Manuel no pudo resistir la tentación. Se puso en cuclillas, cerró los ojos y comenzó a acariciar los signos con la yema de sus dedos. La expectación se prolongó unos minutos hasta que, finalmente, Nájera se alzó limpiándose los dedos en su sahariana de turista tropical perdido en el Tíbet.

–Interesante, muy interesante… Mañana empezaré por aquí.

–¿Y el libro? – se alarmó el lama.

–En todo hay un orden, amigo mío. Empezaremos por los pies y acabaremos por la cabeza. Y espero que en este tiempo podamos resolver el enigma.

–¿El enigma? ¿Pero qué enigma? – insistió el venerable con un énfasis impropio de su carácter-. Míster Nájera, usted sólo tiene que traducir el libro: esa es su misión.
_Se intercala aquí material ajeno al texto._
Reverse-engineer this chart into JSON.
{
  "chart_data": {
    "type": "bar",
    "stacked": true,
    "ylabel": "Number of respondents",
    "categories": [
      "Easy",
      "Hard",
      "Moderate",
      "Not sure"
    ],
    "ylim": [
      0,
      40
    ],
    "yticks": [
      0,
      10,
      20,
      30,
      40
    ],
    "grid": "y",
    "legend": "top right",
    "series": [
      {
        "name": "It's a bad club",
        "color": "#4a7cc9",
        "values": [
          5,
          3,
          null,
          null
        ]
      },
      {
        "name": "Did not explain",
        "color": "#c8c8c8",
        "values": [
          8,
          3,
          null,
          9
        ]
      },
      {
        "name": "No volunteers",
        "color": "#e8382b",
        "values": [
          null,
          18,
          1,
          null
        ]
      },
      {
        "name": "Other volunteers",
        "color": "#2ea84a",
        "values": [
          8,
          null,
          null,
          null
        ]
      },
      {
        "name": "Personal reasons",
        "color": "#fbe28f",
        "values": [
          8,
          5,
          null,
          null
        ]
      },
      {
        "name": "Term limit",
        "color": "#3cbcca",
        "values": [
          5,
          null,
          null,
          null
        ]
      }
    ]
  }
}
–¿No iba a presentarme al director de las prospecciones? – preguntó, sin darse por aludido.

Entonces escuchó aquella voz a su espalda.

–Aquí estoy… ¡Al servicio del Tíbet y de Su Graciosa Majestad!

Manuel Nájera sabía que algo así era imposible, pero al volverse creyó distinguir la inconfundible figura de John Marco Allegro, su eterno rival desde los tiempos de Qumrán: sólo que aquel hombre que se parecía a John Marco Allegro aparentaba veinte años menos, aproximadamente la misma edad que ambos tenían en aquella época. Como si Allegro hubiera descubierto en el curso de sus extravagantes investigaciones el secreto de la eterna juventud o el misterio de la reencarnación… y lo hubiera puesto en práctica consigo mismo.